Tofino’s council denies large-scale burn permit

"Citizens expect to see council considering environmental and health concerns when it comes to land development and that’s what we did.”

A burning question that became a hot topic in Tofino has been answered.

The owners of 350 Fourth St. will need to find another way to get rid of 2,400 metres-cubed of wood debris as their large-scale burn request has been denied by Tofino’s municipal council.

The owners had hoped to clear the debris so they could move forward with developing the land; a rezoning application attached to the lot is slated to bring roughly 420 housing units to Tofino.

In a report submitted to council on Aug. 23, Tofino’s manager of community sustainability Aaron Rodgers wrote that district staff were in favour of allowing the burn and that provincial guidelines would be followed. These guidelines include an air curtain incinerator and a prohibition on flames whenever the wind is blowing towards populated areas.

Rodgers added the only alternative to burning the debris would be trucking it out, which would take roughly 2,000 truck loads and cost the owners roughly $300,000.

Tofino’s municipal council seemed hesitant to allow the burn when they first reviewed Rodgers’ report and their hesitation evolved into an official refusal during their Oct. 25 regular meeting. Their decision to deny the permit was unanimous.

Mayor Josie Osborne told the Westerly News after the meeting that council must view all its decisions through an environmental lens.

“Council understands that our economy, livelihoods and quality of life depend on a healthy, functioning natural environment,” she said.

“Although all human activities impact the environment, it’s not a question of environment versus economy, but environment and economy. In other words, I think we recognize that when people live within the natural limits and means of the region’s environment, we can all thrive. To me, that is a central tenet of being Biosphere Reserve citizens.”

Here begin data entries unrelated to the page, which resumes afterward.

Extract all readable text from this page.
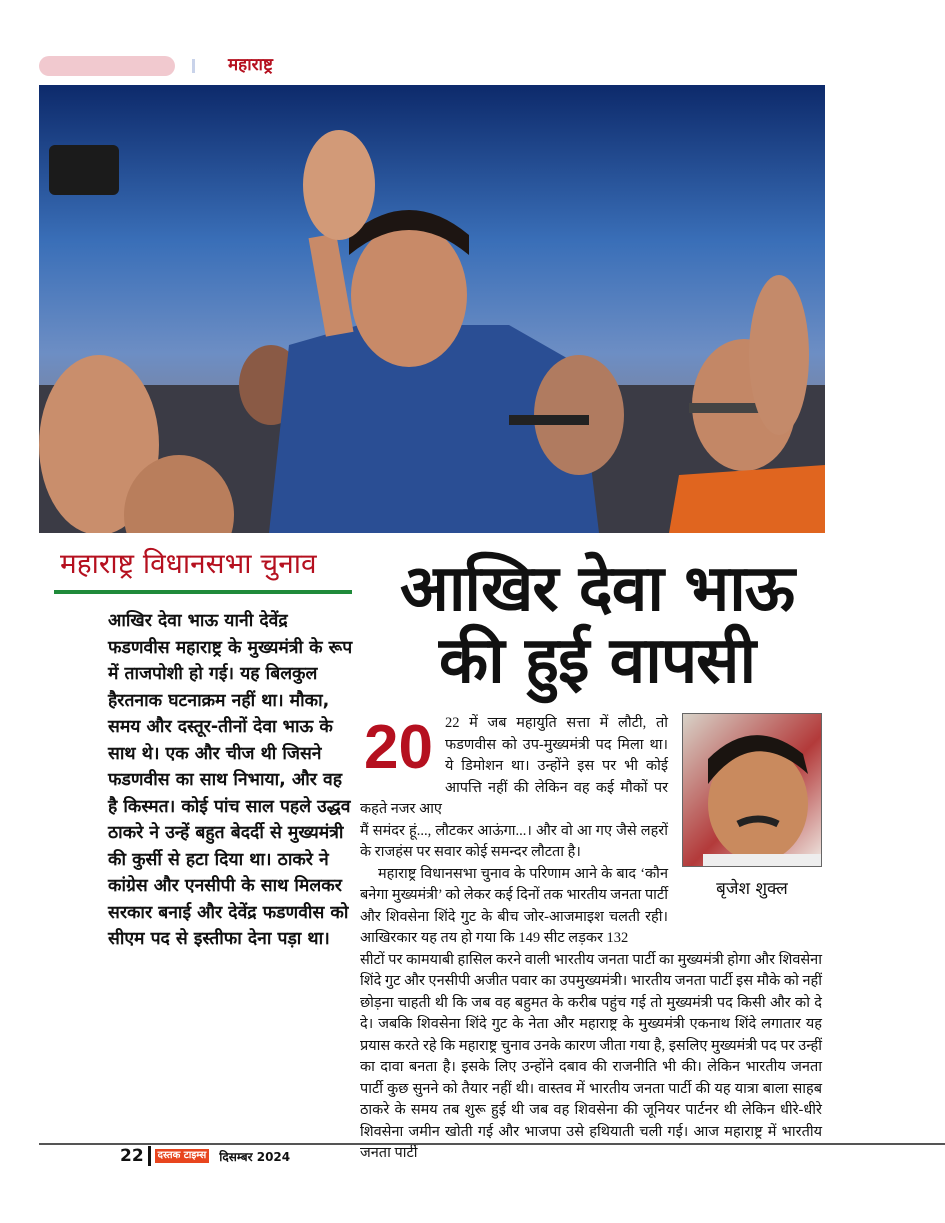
महाराष्ट्र
महाराष्ट्र विधानसभा चुनाव
आखिर देवा भाऊ यानी देवेंद्र फडणवीस महाराष्ट्र के मुख्यमंत्री के रूप में ताजपोशी हो गई। यह बिलकुल हैरतनाक घटनाक्रम नहीं था। मौका, समय और दस्तूर-तीनों देवा भाऊ के साथ थे। एक और चीज थी जिसने फडणवीस का साथ निभाया, और वह है किस्मत। कोई पांच साल पहले उद्धव ठाकरे ने उन्हें बहुत बेदर्दी से मुख्यमंत्री की कुर्सी से हटा दिया था। ठाकरे ने कांग्रेस और एनसीपी के साथ मिलकर सरकार बनाई और देवेंद्र फडणवीस को सीएम पद से इस्तीफा देना पड़ा था।
आखिर देवा भाऊ की हुई वापसी
बृजेश शुक्ल
20 22 में जब महायुति सत्ता में लौटी, तो फडणवीस को उप-मुख्यमंत्री पद मिला था। ये डिमोशन था। उन्होंने इस पर भी कोई आपत्ति नहीं की लेकिन वह कई मौकों पर कहते नजर आए

मैं समंदर हूं..., लौटकर आऊंगा...। और वो आ गए जैसे लहरों के राजहंस पर सवार कोई समन्दर लौटता है।

महाराष्ट्र विधानसभा चुनाव के परिणाम आने के बाद ‘कौन बनेगा मुख्यमंत्री’ को लेकर कई दिनों तक भारतीय जनता पार्टी और शिवसेना शिंदे गुट के बीच जोर-आजमाइश चलती रही। आखिरकार यह तय हो गया कि 149 सीट लड़कर 132

सीटों पर कामयाबी हासिल करने वाली भारतीय जनता पार्टी का मुख्यमंत्री होगा और शिवसेना शिंदे गुट और एनसीपी अजीत पवार का उपमुख्यमंत्री। भारतीय जनता पार्टी इस मौके को नहीं छोड़ना चाहती थी कि जब वह बहुमत के करीब पहुंच गई तो मुख्यमंत्री पद किसी और को दे दे। जबकि शिवसेना शिंदे गुट के नेता और महाराष्ट्र के मुख्यमंत्री एकनाथ शिंदे लगातार यह प्रयास करते रहे कि महाराष्ट्र चुनाव उनके कारण जीता गया है, इसलिए मुख्यमंत्री पद पर उन्हीं का दावा बनता है। इसके लिए उन्होंने दबाव की राजनीति भी की। लेकिन भारतीय जनता पार्टी कुछ सुनने को तैयार नहीं थी। वास्तव में भारतीय जनता पार्टी की यह यात्रा बाला साहब ठाकरे के समय तब शुरू हुई थी जब वह शिवसेना की जूनियर पार्टनर थी लेकिन धीरे-धीरे शिवसेना जमीन खोती गई और भाजपा उसे हथियाती चली गई। आज महाराष्ट्र में भारतीय जनता पार्टी

22	दस्तक टाइम्स दिसम्बर 2024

She added allowing the burn would not have jived with Tofino’s reputation.

“Tofino is world-renowned as a community that values and cares about the natural environment. I think our decision certainly conveys, or reinforces, a message to developers and residents that we expect to see development approached sensitively, with awareness and use of ecological principles in planning and decision-making,” she said.

“We understand that there are trade-offs to make and that nothing happens with absolutely no impact but, on the whole, Tofino’s citizens expect to see council considering environmental and health concerns when it comes to land development and that’s what we did.”